Protein arginine deiminase IV (PAD4) is a potential target for diseases including rheumatoid arthritis and cancers. Currently, GSK199 is a potent, selective yet reversible PAD4 inhibitor. Its derivative, GSK106, on the other hand, was reported as an inactive compound when tested against PAD4 assay. Although they had similar skeleton, their impact towards PAD4 structural and flexibility is unknown. In order to fill the research gap, the impact of GSK199 and GSK106 binding towards PAD4 stability and flexibility is investigated via a combination of computational methods. Molecular docking indicates that GSK199 and GSK106 are capable to bind at PAD4 pocket by using its back door with −10.6 kcal/mol and −9.6 kcal/mol, respectively. The simulations of both complexes were stable throughout 100 ns. The structure of PAD4 exhibited a tighter packing in the presence of GSK106 compared to GSK199. The RMSF analysis demonstrates significant changes between the PAD4-GSK199 and PAD4-GSK106 simulations in the regions containing residues 136, 160, 220, 438, and 606. The Molecular Mechanics Poisson-Boltzmann Surface Area (MMPBSA) analysis shows a marked difference in binding free energies, with −11.339 kcal/mol for the PAD4-GSK199 complex and 1.063 kcal/mol for the PAD4-GSK106 complex. The hydrogen bond analysis revealed that the GSK199 and GSK106 binding to PAD4 are assisted by six hydrogen bonds and three hydrogen bonds, respectively.
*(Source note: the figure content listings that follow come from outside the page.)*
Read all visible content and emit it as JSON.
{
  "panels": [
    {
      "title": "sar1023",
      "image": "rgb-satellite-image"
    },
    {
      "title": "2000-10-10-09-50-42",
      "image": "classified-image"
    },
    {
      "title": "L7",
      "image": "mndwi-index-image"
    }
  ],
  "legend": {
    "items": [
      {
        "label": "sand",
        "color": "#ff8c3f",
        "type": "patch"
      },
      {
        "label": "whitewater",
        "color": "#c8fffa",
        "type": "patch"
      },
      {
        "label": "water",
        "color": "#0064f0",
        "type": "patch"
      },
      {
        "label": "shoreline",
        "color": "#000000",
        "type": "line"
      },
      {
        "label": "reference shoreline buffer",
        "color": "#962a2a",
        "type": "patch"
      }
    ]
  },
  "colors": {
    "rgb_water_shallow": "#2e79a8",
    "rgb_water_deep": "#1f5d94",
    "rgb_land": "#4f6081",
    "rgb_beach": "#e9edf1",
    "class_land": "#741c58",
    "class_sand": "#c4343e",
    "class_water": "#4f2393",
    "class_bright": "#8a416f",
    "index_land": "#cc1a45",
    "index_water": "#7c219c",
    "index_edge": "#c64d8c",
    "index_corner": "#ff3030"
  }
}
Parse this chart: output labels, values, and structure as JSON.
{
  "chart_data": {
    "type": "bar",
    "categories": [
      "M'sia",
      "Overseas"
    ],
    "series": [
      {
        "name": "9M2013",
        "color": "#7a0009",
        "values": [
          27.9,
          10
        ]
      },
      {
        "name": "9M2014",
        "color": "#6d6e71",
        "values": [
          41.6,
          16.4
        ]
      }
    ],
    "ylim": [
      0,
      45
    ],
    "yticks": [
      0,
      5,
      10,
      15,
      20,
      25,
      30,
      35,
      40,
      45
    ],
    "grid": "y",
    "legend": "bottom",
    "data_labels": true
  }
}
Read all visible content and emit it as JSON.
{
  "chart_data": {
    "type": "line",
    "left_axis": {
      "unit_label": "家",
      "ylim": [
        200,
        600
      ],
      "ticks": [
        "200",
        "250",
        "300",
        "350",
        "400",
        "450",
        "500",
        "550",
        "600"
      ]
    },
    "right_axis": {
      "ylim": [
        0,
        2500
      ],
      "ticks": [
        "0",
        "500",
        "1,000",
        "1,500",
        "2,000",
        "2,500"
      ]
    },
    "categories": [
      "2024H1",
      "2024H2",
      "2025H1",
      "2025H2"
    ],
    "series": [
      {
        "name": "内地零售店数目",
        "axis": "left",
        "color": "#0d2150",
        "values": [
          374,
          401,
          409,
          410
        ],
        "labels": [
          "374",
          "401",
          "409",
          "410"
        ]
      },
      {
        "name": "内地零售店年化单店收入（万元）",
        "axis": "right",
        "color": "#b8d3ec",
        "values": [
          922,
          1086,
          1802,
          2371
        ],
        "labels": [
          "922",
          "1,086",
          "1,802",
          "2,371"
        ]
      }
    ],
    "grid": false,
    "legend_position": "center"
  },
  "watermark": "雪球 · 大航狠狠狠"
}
The visualisation of the MD simulations revealed that GSK199 remained in the PAD4 pocket, whereas GSK106 shifted away from the catalytic site. Meanwhile, molecular dockings of benzoyl arginine amide (BAEE) substrate have shown that BAEE is able to bind to PAD4 catalytic site when GSK106 was present but not when GSK199 occupied the site. Overall, combination of computational approaches successfully described the behaviour of binding pocket of PAD4 structure in the presence of the active and inactive compounds.

蛋白质精氨酸脱亚胺酶IV (PAD4) 是类风湿关节炎和癌症等疾病的潜在靶标。目前，GSK199 是一种有效、选择性且可逆的 PAD4 抑制剂。另一方面，其衍生物 GSK106 在 PAD4 检测中被报告为无活性化合物。尽管它们具有相似的骨架，但它们对 PAD4 结构和灵活性的影响尚不清楚。为了填补研究空白​​，通过组合计算方法研究了 GSK199 和 GSK106 结合对 PAD4 稳定性和灵活性的影响。分子对接表明GSK199和GSK106能够通过其后门分别以-10.6 kcal/mol和-9.6 kcal/mol与PAD4口袋结合。两种复合物的模拟在 100 ns 内保持稳定。与 GSK199 相比，PAD4 的结构在 GSK106 存在下表现出更紧密的堆积。RMSF 分析表明，PAD4-GSK199 和 PAD4-GSK106 模拟在包含残基 136、160、220、438 和 606 的区域中存在显着变化。分子力学泊松-玻尔兹曼表面积 (MMPBSA) 分析显示结合存在显着差异自由能，PAD4-GSK199 复合物的自由能为-11.339 kcal/mol，PAD4-GSK106 复合物的自由能为1.063 kcal/mol。氢键分析表明GSK199和GSK106与PAD4的结合分别受到六个氢键和三个氢键的辅助。MD 模拟的可视化显示 GSK199 保留在 PAD4 口袋中，而 GSK106 则移离催化位点。同时，苯甲酰精氨酸酰胺（BAEE）底物的分子对接表明，当GSK106存在时，BAEE能够与PAD4催化位点结合，但当GSK199占据该位点时则不能结合。总体而言，计算方法的组合成功地描述了在活性和非活性化合物存在的情况下 PAD4 结构的结合口袋的行为。